Набравшись духу, Вениамин повернул обратно. Уповая на лучшее, он отважно шагал до тех пор, пока не повстречался лицом к лицу с этим самым «разбойником». То был крестьянин, ехавший на возу с мешками, в упряжке была пара волов.
— Добрый день! — произнес, приблизившись, Вениамин не своим голосом, в котором слышались одновременно и крик и отчаяние: «Делай, мол, со мной, что хочешь!» и мольба: «Сжалься надо мной, пожалей мою жену и малых деток!..»
Проговорив, вернее, прокричав или даже простонав свое приветствие, Вениамин умолк, будто подавился. У него закружилась голова, в глазах потемнело, ноги подкосились, и он замертво упал наземь.

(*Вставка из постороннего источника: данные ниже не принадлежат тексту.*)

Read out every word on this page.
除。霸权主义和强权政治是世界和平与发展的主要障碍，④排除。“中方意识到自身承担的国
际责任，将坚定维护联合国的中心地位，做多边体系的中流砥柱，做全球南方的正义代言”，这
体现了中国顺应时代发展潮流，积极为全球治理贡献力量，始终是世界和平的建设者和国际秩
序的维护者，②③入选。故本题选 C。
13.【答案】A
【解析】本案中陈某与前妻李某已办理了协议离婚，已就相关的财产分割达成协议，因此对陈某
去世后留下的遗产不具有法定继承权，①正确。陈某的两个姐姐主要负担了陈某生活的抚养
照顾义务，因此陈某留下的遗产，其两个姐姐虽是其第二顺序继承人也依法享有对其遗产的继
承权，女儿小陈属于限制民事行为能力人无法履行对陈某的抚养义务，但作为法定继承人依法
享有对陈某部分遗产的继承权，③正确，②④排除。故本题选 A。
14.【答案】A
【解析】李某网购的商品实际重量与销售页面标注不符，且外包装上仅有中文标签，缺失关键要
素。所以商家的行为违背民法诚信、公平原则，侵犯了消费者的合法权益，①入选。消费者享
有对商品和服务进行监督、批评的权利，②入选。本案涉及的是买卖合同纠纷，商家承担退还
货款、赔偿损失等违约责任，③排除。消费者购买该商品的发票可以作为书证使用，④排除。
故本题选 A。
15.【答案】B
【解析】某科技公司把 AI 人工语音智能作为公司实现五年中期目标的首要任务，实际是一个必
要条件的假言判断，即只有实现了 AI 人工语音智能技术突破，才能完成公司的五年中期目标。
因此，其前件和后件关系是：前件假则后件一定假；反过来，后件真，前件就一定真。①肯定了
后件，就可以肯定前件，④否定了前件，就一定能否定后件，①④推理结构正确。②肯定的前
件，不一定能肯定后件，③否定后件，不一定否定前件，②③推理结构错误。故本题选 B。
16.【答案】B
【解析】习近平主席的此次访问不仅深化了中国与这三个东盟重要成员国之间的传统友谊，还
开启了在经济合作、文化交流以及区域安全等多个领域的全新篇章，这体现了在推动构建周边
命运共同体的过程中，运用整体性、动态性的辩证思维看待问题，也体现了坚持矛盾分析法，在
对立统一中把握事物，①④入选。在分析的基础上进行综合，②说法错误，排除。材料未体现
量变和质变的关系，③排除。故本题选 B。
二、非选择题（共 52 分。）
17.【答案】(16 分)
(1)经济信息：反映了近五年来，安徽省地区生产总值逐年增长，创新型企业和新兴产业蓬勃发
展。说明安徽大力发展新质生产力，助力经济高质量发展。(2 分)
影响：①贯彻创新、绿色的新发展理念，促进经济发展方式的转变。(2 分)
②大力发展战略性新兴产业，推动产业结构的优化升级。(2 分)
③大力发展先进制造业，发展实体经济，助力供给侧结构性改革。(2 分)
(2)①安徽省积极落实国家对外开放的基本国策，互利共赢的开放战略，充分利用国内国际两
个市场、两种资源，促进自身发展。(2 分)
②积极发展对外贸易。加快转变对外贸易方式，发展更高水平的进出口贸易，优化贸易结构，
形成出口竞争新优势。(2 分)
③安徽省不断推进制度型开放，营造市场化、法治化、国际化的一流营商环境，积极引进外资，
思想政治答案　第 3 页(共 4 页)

Очнувшись, Вениамин увидал себя на возу, лежащим на большом мешке с картошкой под толстым тулупом. В головах лежал связанный петух, который поглядывал на него сбоку одним глазом и царапал Вениамина когтями. В ногах стояли плетенки с молодым чесноком, луком и всякой другой зеленью. Очевидно, там лежали и яйца, так как в воздухе носилась полова, застилавшая глаза. Крестьянин, сидевший на возу, спокойно курил трубку и покрикивал на волов: «Цоб!.. Гайда!.. Цоб!» Волы еле передвигались, а колеса дико скрипели, каждое на свой лад. Получался какой-то немыслимый концерт, от которого верещало в ушах. Видно, и петуху эта музыка была не по душе: каждый раз, когда колеса при полном обороте издавали визгливую фиоритуру, петух сильнее царапал Вениамина и с озлоблением кукарекал, так что потом у него долго клокотало в горле.